(LEAD) Military hospital emergency rooms to open to public in case of doctors’ collective action


SEOUL, The military will open its hospital emergency rooms to the public if doctors stage massive collective action against the government’s plan to increase medical school admissions, the defense ministry said Monday.

Earlier in the day, trainee doctors nationwide began submitting their resignations as part of a protest against the government’s decision to add 2,000 slots to the country’s medical school enrollment quota next year from the current 3,058 seats, raising concerns it would cripple hospital operations.

“If the civilian medical sector presses ahead with a strike … our military will open the emergency rooms of 12 military hospitals, including the Armed Forces Capital Hospital, and provide support in emergency patient care,” Jeon Ha-kyou, the ministry’s spokesperson, told a regular briefing.

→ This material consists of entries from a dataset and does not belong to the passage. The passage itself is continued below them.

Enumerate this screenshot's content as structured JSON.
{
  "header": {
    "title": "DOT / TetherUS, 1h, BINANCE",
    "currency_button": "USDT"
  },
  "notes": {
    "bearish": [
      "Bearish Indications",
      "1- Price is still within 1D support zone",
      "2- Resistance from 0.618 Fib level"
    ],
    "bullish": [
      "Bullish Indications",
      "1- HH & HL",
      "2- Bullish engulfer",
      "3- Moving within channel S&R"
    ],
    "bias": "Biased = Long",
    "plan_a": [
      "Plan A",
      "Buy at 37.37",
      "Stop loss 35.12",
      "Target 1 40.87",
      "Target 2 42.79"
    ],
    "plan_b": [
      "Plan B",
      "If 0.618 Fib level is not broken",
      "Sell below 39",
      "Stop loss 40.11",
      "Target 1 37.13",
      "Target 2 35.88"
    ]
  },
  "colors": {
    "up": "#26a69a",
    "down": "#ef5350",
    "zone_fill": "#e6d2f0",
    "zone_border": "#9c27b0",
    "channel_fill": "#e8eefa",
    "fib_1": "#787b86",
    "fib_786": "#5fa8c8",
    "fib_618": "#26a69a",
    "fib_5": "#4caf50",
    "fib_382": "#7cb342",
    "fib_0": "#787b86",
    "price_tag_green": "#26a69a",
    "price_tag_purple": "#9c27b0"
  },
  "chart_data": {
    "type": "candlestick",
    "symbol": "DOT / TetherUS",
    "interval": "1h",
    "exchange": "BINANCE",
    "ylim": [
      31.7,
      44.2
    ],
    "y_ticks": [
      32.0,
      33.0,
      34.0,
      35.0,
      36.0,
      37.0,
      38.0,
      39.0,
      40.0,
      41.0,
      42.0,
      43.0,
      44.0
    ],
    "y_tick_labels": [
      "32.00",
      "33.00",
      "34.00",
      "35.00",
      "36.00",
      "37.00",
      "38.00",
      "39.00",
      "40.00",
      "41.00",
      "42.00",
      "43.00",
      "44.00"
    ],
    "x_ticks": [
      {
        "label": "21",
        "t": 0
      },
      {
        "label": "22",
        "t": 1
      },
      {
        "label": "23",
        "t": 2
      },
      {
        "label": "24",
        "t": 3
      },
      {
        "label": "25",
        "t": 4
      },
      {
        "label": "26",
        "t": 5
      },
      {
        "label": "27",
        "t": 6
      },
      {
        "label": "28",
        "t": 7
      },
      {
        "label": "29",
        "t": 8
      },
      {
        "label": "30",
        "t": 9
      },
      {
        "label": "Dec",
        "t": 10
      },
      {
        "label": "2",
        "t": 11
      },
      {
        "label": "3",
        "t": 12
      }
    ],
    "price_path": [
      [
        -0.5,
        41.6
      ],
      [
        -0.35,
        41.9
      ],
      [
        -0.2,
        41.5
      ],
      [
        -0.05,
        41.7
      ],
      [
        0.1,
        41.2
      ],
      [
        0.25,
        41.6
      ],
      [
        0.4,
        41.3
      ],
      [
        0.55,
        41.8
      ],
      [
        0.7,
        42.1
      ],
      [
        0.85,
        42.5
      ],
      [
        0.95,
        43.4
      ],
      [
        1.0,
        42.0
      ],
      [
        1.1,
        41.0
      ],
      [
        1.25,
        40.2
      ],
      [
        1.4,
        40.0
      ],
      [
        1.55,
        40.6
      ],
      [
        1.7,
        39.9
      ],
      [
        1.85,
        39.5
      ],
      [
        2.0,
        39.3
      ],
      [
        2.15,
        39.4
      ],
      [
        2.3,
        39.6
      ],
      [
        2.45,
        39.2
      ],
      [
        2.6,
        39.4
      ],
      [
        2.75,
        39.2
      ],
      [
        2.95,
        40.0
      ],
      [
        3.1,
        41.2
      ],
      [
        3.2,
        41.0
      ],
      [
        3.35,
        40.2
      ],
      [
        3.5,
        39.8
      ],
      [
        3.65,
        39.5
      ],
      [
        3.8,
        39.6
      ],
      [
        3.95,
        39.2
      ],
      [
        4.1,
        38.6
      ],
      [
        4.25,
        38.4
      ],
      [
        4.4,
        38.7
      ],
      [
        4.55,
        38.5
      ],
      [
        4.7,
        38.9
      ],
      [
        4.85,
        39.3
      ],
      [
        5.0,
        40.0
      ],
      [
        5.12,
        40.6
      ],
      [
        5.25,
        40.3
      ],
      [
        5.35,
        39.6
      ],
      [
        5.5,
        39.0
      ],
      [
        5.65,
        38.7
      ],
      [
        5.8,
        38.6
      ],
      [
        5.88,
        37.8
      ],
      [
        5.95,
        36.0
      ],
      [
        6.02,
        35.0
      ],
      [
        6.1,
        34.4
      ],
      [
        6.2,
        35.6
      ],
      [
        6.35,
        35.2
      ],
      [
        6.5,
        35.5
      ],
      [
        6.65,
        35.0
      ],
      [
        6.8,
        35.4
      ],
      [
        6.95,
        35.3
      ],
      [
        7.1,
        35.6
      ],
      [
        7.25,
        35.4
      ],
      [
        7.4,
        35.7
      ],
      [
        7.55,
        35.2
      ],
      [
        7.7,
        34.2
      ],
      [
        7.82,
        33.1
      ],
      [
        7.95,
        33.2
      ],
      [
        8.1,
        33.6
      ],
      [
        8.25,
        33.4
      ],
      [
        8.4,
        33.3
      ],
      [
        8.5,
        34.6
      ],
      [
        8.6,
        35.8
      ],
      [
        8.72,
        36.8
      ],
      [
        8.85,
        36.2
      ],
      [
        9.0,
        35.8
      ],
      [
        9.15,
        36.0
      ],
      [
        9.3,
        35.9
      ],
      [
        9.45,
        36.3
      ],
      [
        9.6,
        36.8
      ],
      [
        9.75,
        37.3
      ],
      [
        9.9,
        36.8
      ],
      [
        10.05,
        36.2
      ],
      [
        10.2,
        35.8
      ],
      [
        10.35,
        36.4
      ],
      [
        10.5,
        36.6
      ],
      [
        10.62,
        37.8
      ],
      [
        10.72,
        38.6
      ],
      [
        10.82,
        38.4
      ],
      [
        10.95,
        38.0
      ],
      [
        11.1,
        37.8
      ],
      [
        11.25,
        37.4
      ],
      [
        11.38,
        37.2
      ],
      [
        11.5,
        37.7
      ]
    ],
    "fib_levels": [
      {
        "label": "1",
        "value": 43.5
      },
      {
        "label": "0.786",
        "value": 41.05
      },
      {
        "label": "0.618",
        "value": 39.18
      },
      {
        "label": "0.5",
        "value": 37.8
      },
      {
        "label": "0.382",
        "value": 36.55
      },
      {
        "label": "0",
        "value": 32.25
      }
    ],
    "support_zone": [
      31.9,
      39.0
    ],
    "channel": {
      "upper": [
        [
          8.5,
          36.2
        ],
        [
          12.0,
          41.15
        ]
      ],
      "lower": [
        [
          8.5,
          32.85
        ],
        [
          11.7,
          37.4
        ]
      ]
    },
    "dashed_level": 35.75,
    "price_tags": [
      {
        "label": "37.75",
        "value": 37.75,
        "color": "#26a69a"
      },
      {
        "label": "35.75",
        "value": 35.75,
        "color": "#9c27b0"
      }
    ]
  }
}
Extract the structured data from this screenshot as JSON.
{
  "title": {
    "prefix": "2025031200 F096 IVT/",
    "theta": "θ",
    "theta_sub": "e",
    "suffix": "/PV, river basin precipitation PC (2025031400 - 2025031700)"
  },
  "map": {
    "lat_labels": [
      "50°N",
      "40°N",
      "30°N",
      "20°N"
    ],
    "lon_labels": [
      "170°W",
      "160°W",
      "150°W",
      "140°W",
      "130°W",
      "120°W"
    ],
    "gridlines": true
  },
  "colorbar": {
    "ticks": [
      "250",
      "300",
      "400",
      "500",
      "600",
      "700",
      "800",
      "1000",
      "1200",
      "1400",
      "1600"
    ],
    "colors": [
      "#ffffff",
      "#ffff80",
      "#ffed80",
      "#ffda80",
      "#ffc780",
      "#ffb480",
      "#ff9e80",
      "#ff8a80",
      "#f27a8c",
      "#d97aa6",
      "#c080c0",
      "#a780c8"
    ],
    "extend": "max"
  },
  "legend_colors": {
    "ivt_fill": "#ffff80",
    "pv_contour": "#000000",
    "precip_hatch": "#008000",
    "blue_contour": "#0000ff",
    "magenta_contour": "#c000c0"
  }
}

Later Monday, Vice Defense Minister Kim Seon-ho visited the Armed Forces Medical Command in Seongnam, just south of Seoul, to check the preparations being made to accommodate civilian patients at the hospit
als across the country.

The ministry said it will consider other support measures, such as providing outpatient care and dispatching medical officers to public hospitals, based on the circumstances.

Doctors and medical students have voiced opposition to the government’s plan, contending that there are already sufficient physicians and that simply increasing the quota of medical students would lead to unnecessary medical care.

The government argues that the country should begin training more new doctors to address the challenges posed by a rapidly aging society, citing examples of other major developed countries facing shortages of physicians.